3. Principles and philosophies. My wife and I share certain beliefs and raise our children accordingly. We feel that our guardian should respect those beliefs even if they don’t necessarily follow them. Some things we considered are:
• Importance of family and friendship
• Morals and values
• Spiritual or religious beliefs and participation in a spiritual community
• Level of education and the importance of education
• Philosophy of child-rearing and discipline
• Sports and extracurricular activity participation
• Strength of their marriage
4. Logistics. We then looked to see if our choices were practical. The guardian(s) didn’t need to be the rich uncle portrayed in children’s movies, but at minimum they needed to be able to take care of themselves. Children are an expensive joy and privilege. However, your guardian’s financial situation should not take them off the list. With sufficient life insurance and estate planning, your children can have all their needs more than taken care of. Below are some other practical questions we considered:
• Age and health of the guardians and of the children. Could your chosen guardians really keep up with your one-year-old triplets?

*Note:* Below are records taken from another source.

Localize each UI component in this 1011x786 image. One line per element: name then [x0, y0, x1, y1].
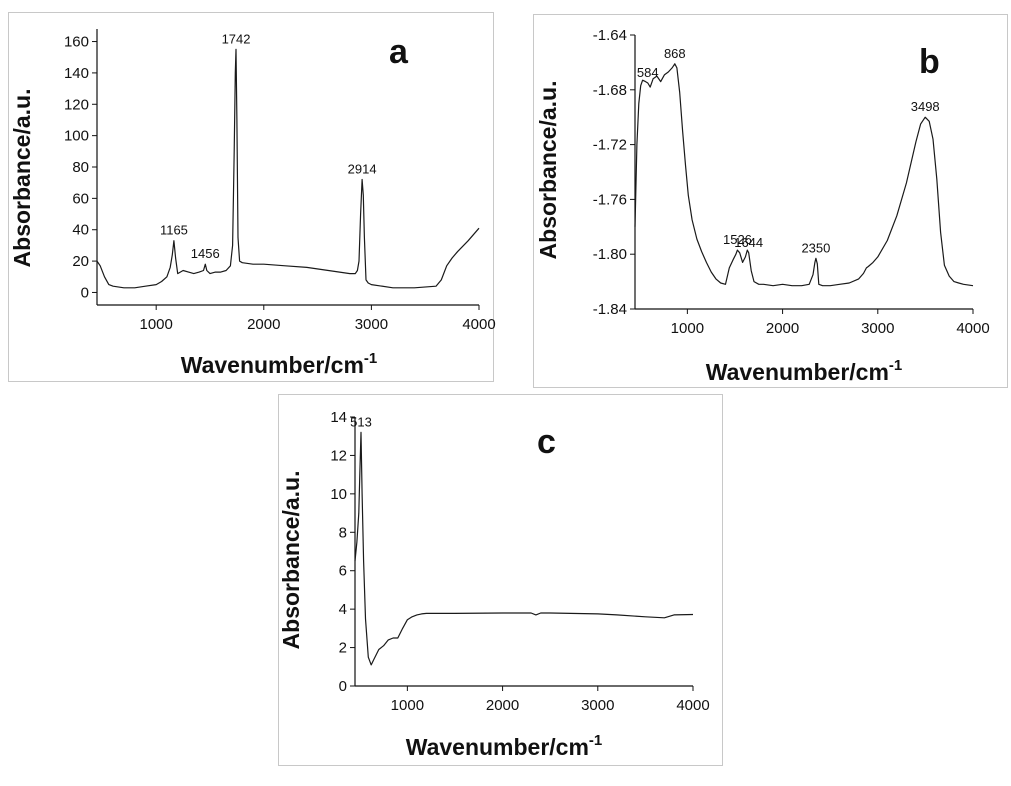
y-axis-title-b: Absorbance/a.u.: [535, 81, 561, 260]
y-tick-label: 10: [330, 486, 347, 503]
x-tick-label: 3000: [861, 320, 894, 337]
x-tick-label: 2000: [486, 697, 519, 714]
series-line: [634, 63, 974, 287]
x-tick-label: 2000: [766, 320, 799, 337]
x-tick-label: 3000: [581, 697, 614, 714]
y-tick-label: -1.76: [593, 191, 627, 208]
y-tick-label: 0: [81, 284, 89, 301]
x-tick-label: 3000: [355, 316, 388, 333]
x-axis-title-a: Wavenumber/cm-1: [181, 350, 378, 378]
y-tick-label: 0: [339, 678, 347, 695]
x-tick-label: 1000: [671, 320, 704, 337]
series-line: [354, 431, 694, 666]
series-line: [96, 48, 480, 289]
peak-label: 868: [664, 46, 686, 61]
peak-label: 1165: [160, 223, 188, 238]
peak-label: 513: [350, 414, 372, 429]
y-tick-label: 8: [339, 524, 347, 541]
panel-label-c: c: [537, 423, 556, 461]
y-tick-label: 120: [64, 96, 89, 113]
peak-label: 584: [637, 65, 659, 80]
chart-panel-b: b -1.84 -1.80 -1.76 -1.72 -1.68 -1.64 1000 2000…: [533, 14, 1008, 388]
chart-a-marks: 0 20 40 60 80 100 120 140 160 1000 2000 3000 4000 116…: [64, 29, 496, 333]
x-axis-title-b: Wavenumber/cm-1: [706, 357, 903, 385]
chart-svg-a: a 0 20 40 60 80 100 120 140 160 1000 2000 3000 4000 1…: [9, 29, 496, 378]
panel-label-b: b: [919, 43, 940, 81]
y-tick-label: 6: [339, 563, 347, 580]
x-tick-label: 2000: [247, 316, 280, 333]
chart-svg-b: b -1.84 -1.80 -1.76 -1.72 -1.68 -1.64 1000 2000…: [535, 27, 990, 385]
y-tick-label: -1.68: [593, 82, 627, 99]
y-tick-label: 140: [64, 65, 89, 82]
peak-label: 2350: [801, 240, 830, 255]
x-axis-title-b-sup: -1: [889, 357, 902, 374]
x-axis-title-a-sup: -1: [364, 350, 377, 367]
y-tick-label: -1.80: [593, 246, 627, 263]
peak-label: 1644: [734, 235, 763, 250]
chart-c-marks: 0 2 4 6 8 10 12 14 1000 2000 3000 4000 513: [330, 409, 709, 714]
x-axis-title-b-main: Wavenumber/cm: [706, 359, 889, 385]
x-tick-label: 1000: [391, 697, 424, 714]
y-tick-label: 160: [64, 34, 89, 51]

• Lifestyle. Is your chosen guardian a wildlife photographer that spends months in Patagonia?
• Location. All our family lives in Southern California, would it be the best choice to send our children to live in rural Maine with Grand Aunt Viola?
• Other children. If your chosen guardian has other children, are they equipped to diffuse potential tension between children in the household?
Choosing a guardian for our children was a tough but necessary choice we had to make as parents. No choice will ever be perfect, because no one will ever replace you. Just think about what you care about most and trust yourself. Don’t be afraid to ask people (especially those you are considering as guardians) for their input. A trusted friend or spiritual advisor can provide a valuable outsider’s perspective. An estate planning attorney can be a valuable source for advice based on his or her experience, and more so if you and your spouse disagree on potential guardians or if you just can't decide.
Finally, remember to talk to everyone involved: the guardians, other family, and, when they’re old enough, the children. Make sure everyone is comfortable with their roles and the choices you have made.